Traceback (most recent call last):
  File "/home/research/vaquerizas/liz/test/env/bin/clodius", line 11, in <module>
    load_entry_point('clodius==0.10.8', 'console_scripts', 'clodius')()
  File "/home/research/vaquerizas/liz/test/env/lib/python3.7/site-packages/click/core.py", line 764, in __call__
    return self.main(*args, **kwargs)
  File "/home/research/vaquerizas/liz/test/env/lib/python3.7/site-packages/click/core.py", line 717, in main
    rv = self.invoke(ctx)
  File "/home/research/vaquerizas/liz/test/env/lib/python3.7/site-packages/click/core.py", line 1137, in invoke
    return _process_result(sub_ctx.command.invoke(sub_ctx))
  File "/home/research/vaquerizas/liz/test/env/lib/python3.7/site-packages/click/core.py", line 1137, in invoke
    return _process_result(sub_ctx.command.invoke(sub_ctx))
  File "/home/research/vaquerizas/liz/test/env/lib/python3.7/site-packages/click/core.py", line 956, in invoke
    return ctx.invoke(self.callback, **ctx.params)
  File "/home/research/vaquerizas/liz/test/env/lib/python3.7/site-packages/click/core.py", line 555, in invoke
    return callback(*args, **kwargs)
  File "/home/research/vaquerizas/liz/test/env/lib/python3.7/site-packages/clodius/cli/aggregate.py", line 1322, in bedgraph
    chromsizes_filename, zoom_step)
  File "/home/research/vaquerizas/liz/test/env/lib/python3.7/site-packages/clodius/cli/aggregate.py", line 938, in _bedgraph
    values[:chunk_size], nan_values[:chunk_size]
  File "/home/research/vaquerizas/liz/test/env/lib/python3.7/site-packages/clodius/cli/aggregate.py", line 842, in add_values_to_data_buffers
    dsets[curr_zoom][curr_pos:curr_pos+chunk_size] = curr_chunk
  File "h5py/_objects.pyx", line 54, in h5py._objects.with_phil.wrapper
  File "h5py/_objects.pyx", line 55, in h5py._objects.with_phil.wrapper
  File "/home/research/vaquerizas/liz/test/env/lib/python3.7/site-packages/h5py/_hl/dataset.py", line 707, in __setitem__
    for fspace in selection.broadcast(mshape):
  File "/home/research/vaquerizas/liz/test/env/lib/python3.7/site-packages/h5py/_hl/selections.py", line 299, in broadcast
    raise TypeError("Can't broadcast %s -> %s" % (target_shape, self.mshape))
TypeError: Can't broadcast (16777216,) -> (3330232,)

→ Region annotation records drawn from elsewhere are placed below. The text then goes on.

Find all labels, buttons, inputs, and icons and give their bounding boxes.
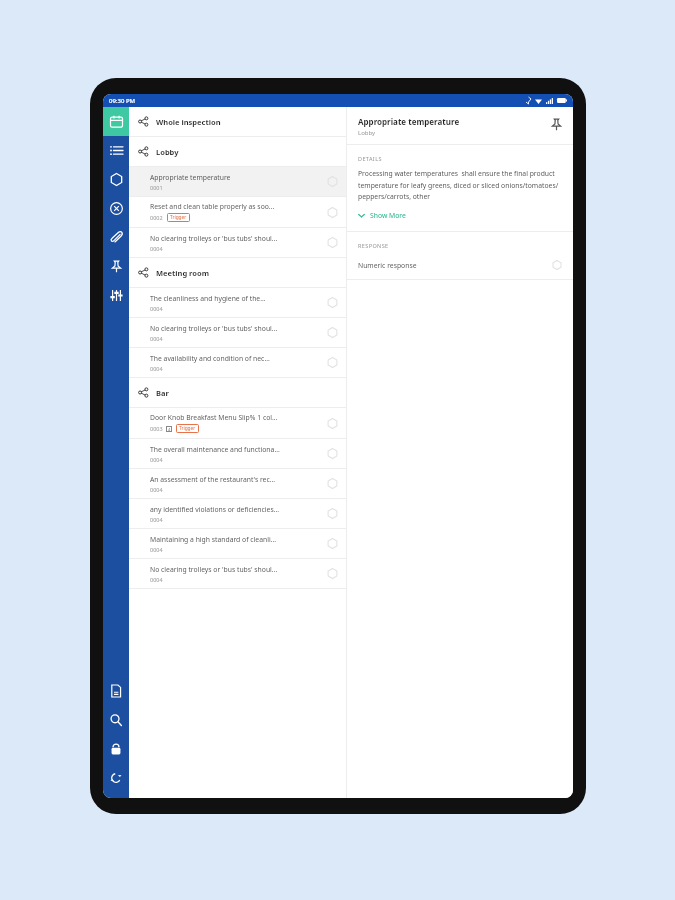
staticText: Processing water temperatures shall ensu… [358,169,562,201]
button[interactable]: Calendar [103,107,129,136]
button[interactable]: Lock [103,734,129,763]
button[interactable]: The overall maintenance and functiona... [129,439,346,468]
staticText: 0004 [150,486,163,493]
button[interactable]: Numeric response [358,260,562,270]
staticText: Whole inspection [156,117,221,127]
staticText: Trigger [170,214,187,221]
button[interactable]: Show More [358,209,406,222]
staticText: The overall maintenance and functiona... [150,445,280,454]
staticText: No clearing trolleys or 'bus tubs' shoul… [150,565,278,574]
staticText: An assessment of the restaurant's rec... [150,475,276,484]
staticText: any identified violations or deficiencie… [150,505,280,514]
staticText: 0004 [150,245,163,252]
staticText: Maintaining a high standard of cleanli..… [150,535,277,544]
staticText: 4 [168,427,171,432]
staticText: 0004 [150,576,163,583]
button[interactable]: Attachments [103,223,129,252]
staticText: Numeric response [358,261,552,270]
staticText: DETAILS [358,155,382,162]
button[interactable]: No clearing trolleys or 'bus tubs' shoul… [129,228,346,257]
button[interactable]: Issues [103,194,129,223]
staticText: 09:30 PM [109,97,136,105]
button[interactable]: Appropriate temperature [129,167,346,196]
staticText: The cleanliness and hygiene of the... [150,294,266,303]
button[interactable]: any identified violations or deficiencie… [129,499,346,528]
staticText: Appropriate temperature [358,116,460,127]
button[interactable]: Reset and clean table properly as soo... [129,197,346,227]
staticText: 0004 [150,546,163,553]
button[interactable]: Meeting room [129,258,346,287]
staticText: No clearing trolleys or 'bus tubs' shoul… [150,324,278,333]
staticText: 0003 [150,425,163,432]
button[interactable]: No clearing trolleys or 'bus tubs' shoul… [129,559,346,588]
button[interactable]: The cleanliness and hygiene of the... [129,288,346,317]
staticText: Trigger [179,425,196,432]
staticText: 0004 [150,516,163,523]
button[interactable]: Shapes [103,165,129,194]
staticText: 0002 [150,214,163,221]
button[interactable]: Door Knob Breakfast Menu Slip% 1 col... [129,408,346,438]
button[interactable]: Search [103,705,129,734]
staticText: 0004 [150,335,163,342]
button[interactable]: Whole inspection [129,107,346,136]
staticText: Show More [370,211,406,220]
staticText: The availability and condition of nec... [150,354,270,363]
staticText: Appropriate temperature [150,173,231,182]
button[interactable]: An assessment of the restaurant's rec... [129,469,346,498]
button[interactable]: Pin [548,116,564,132]
staticText: No clearing trolleys or 'bus tubs' shoul… [150,234,278,243]
button[interactable]: Filters [103,281,129,310]
button[interactable]: Maintaining a high standard of cleanli..… [129,529,346,558]
staticText: Lobby [156,147,179,157]
button[interactable]: Bar [129,378,346,407]
staticText: 0004 [150,456,163,463]
button[interactable]: Lobby [129,137,346,166]
staticText: Bar [156,388,169,398]
button[interactable]: Documents [103,676,129,705]
staticText: Lobby [358,129,376,137]
button[interactable]: Sync [103,763,129,792]
staticText: 0004 [150,305,163,312]
button[interactable]: No clearing trolleys or 'bus tubs' shoul… [129,318,346,347]
staticText: Reset and clean table properly as soo... [150,202,275,211]
staticText: RESPONSE [358,242,389,249]
button[interactable]: Pinned [103,252,129,281]
staticText: 0001 [150,184,163,191]
staticText: Door Knob Breakfast Menu Slip% 1 col... [150,413,278,422]
staticText: Meeting room [156,268,209,278]
button[interactable]: List [103,136,129,165]
button[interactable]: The availability and condition of nec... [129,348,346,377]
staticText: 0004 [150,365,163,372]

Any suggestions would be appreciated! I was wondering if this is also related to #87 ?

Hey, it sounds like you're doing everything right. Would you mind trying to convert to a bigWig and ingesting that instead?

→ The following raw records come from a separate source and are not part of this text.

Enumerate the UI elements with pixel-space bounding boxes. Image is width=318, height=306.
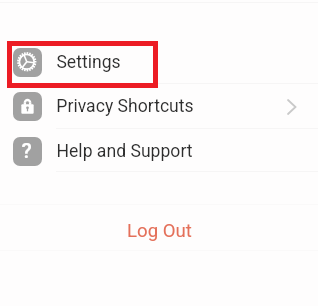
other: Open Privacy Shortcuts [287, 99, 297, 115]
staticText: Settings [56, 52, 121, 73]
staticText: ? [21, 139, 32, 164]
staticText: Help and Support [56, 141, 193, 162]
button[interactable]: Privacy Shortcuts [0, 84, 318, 129]
button[interactable]: Settings [0, 40, 318, 85]
staticText: Log Out [127, 220, 192, 242]
staticText: Privacy Shortcuts [56, 96, 194, 117]
button[interactable]: Log Out [0, 207, 318, 255]
button[interactable]: ? [0, 129, 318, 174]
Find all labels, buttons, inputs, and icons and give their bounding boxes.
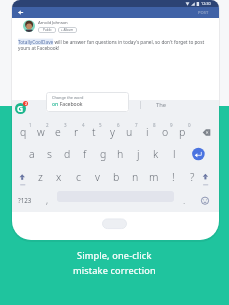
button[interactable]: + Album xyxy=(58,27,77,33)
staticText: y xyxy=(110,125,115,139)
staticText: 5 xyxy=(99,122,102,128)
staticText: TotallyCoolDave will be answer fan quest… xyxy=(18,39,205,45)
staticText: c xyxy=(76,170,81,184)
button[interactable] xyxy=(12,7,219,18)
staticText: t xyxy=(92,125,96,139)
staticText: 7 xyxy=(135,122,138,128)
staticText: 2 xyxy=(46,122,49,128)
staticText: . xyxy=(183,194,186,206)
staticText: 9 xyxy=(170,122,173,128)
staticText: ? xyxy=(190,170,195,184)
staticText: 12:30 xyxy=(201,1,211,6)
staticText: The xyxy=(156,101,167,109)
staticText: q xyxy=(20,125,27,139)
staticText: 6 xyxy=(117,122,120,128)
button[interactable]: ?123 xyxy=(18,195,32,205)
staticText: Simple, one-click xyxy=(77,249,152,262)
staticText: u xyxy=(126,125,133,139)
staticText: z xyxy=(38,170,43,184)
button[interactable]: The xyxy=(156,101,167,109)
staticText: , xyxy=(46,194,49,206)
button[interactable]: Change the word xyxy=(46,92,129,112)
staticText: b xyxy=(113,170,120,184)
staticText: f xyxy=(83,147,87,161)
staticText: x xyxy=(56,170,62,184)
staticText: o xyxy=(162,125,169,139)
staticText: 3 xyxy=(64,122,67,128)
staticText: n xyxy=(132,170,139,184)
staticText: POST xyxy=(198,10,209,16)
staticText: on Facebook xyxy=(52,101,83,108)
staticText: d xyxy=(64,147,71,161)
staticText: j xyxy=(137,147,140,161)
staticText: ! xyxy=(172,170,175,184)
staticText: yours at Facebook! xyxy=(18,45,60,51)
staticText: i xyxy=(146,125,149,139)
staticText: 2 xyxy=(25,101,27,106)
staticText: ?123 xyxy=(18,196,32,204)
staticText: 4 xyxy=(82,122,85,128)
staticText: Arnold Johnson xyxy=(38,19,68,25)
staticText: l xyxy=(173,147,176,161)
staticText: r xyxy=(74,125,79,139)
staticText: w xyxy=(37,125,45,139)
staticText: e xyxy=(55,125,61,139)
button[interactable]: Public xyxy=(38,27,56,33)
staticText: Public xyxy=(43,28,52,32)
staticText: a xyxy=(29,147,35,161)
staticText: p xyxy=(179,125,186,139)
staticText: G xyxy=(17,103,24,114)
staticText: k xyxy=(153,147,159,161)
staticText: + Album xyxy=(61,28,74,32)
staticText: g xyxy=(100,147,107,161)
staticText: 8 xyxy=(153,122,156,128)
staticText: s xyxy=(47,147,52,161)
staticText: 1 xyxy=(29,122,32,128)
staticText: 0 xyxy=(188,122,191,128)
button[interactable]: G xyxy=(15,103,26,114)
staticText: v xyxy=(95,170,100,184)
staticText: h xyxy=(117,147,124,161)
staticText: mistake correction xyxy=(73,264,156,277)
button[interactable]: POST xyxy=(198,10,209,16)
staticText: Change the word xyxy=(52,95,84,100)
staticText: m xyxy=(149,170,159,184)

https://docs.higlass.io/data_preparation.html#creating-bigwig-files

We need to either deprecate the clodius aggregate bedgraph functionality or change it to just output bigWig files.

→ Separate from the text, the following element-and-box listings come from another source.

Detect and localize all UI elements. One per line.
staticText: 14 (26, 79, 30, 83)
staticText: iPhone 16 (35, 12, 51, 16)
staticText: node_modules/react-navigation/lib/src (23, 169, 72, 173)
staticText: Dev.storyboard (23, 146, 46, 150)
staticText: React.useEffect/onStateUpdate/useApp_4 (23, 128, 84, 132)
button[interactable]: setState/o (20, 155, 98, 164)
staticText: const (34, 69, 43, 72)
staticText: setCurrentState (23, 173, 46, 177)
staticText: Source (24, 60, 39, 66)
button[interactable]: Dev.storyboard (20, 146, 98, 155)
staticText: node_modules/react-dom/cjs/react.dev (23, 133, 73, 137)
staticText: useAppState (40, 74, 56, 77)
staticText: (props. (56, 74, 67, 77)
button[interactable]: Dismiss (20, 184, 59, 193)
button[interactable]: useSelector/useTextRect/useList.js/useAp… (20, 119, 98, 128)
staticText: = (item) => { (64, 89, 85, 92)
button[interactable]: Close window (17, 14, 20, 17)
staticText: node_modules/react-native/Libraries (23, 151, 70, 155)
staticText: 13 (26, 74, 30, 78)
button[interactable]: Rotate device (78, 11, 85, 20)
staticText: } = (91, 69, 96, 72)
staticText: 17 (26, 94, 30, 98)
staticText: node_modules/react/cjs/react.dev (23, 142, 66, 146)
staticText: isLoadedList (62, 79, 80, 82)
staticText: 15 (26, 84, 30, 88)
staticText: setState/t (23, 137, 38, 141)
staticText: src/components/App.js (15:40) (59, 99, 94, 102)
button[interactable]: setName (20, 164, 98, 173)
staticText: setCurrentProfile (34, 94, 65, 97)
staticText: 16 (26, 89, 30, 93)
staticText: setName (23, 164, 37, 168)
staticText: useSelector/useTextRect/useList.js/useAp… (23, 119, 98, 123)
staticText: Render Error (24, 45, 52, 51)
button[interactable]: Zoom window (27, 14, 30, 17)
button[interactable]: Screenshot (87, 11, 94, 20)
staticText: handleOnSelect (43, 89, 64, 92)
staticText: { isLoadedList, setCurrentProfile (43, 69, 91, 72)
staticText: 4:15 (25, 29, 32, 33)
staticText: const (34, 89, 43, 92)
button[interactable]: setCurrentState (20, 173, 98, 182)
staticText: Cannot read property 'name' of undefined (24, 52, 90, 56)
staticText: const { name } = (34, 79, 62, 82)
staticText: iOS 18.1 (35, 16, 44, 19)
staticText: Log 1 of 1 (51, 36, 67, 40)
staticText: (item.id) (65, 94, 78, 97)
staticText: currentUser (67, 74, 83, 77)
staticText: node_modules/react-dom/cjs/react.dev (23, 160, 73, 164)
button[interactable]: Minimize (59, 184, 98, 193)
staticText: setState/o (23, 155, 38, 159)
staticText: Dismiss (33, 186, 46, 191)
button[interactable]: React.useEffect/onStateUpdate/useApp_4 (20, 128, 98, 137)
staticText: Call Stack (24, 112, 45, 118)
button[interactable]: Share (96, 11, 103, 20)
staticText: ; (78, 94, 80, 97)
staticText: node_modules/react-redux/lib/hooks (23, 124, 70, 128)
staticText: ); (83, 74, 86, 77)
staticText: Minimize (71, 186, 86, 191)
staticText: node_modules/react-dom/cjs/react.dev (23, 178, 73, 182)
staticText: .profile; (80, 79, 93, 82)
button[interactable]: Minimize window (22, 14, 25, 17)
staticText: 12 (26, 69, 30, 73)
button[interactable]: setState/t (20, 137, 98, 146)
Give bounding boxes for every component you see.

Oh, I didn't realise it was possible to ingest bigwig files directly! Is that new, or did I just completely miss it? I'll give that a try then. It's also nice not to have to create the extra file :)

Ingest bigwig files directly works well as long as I provide an appropriate chrom.sizes file as well, so I'll close this.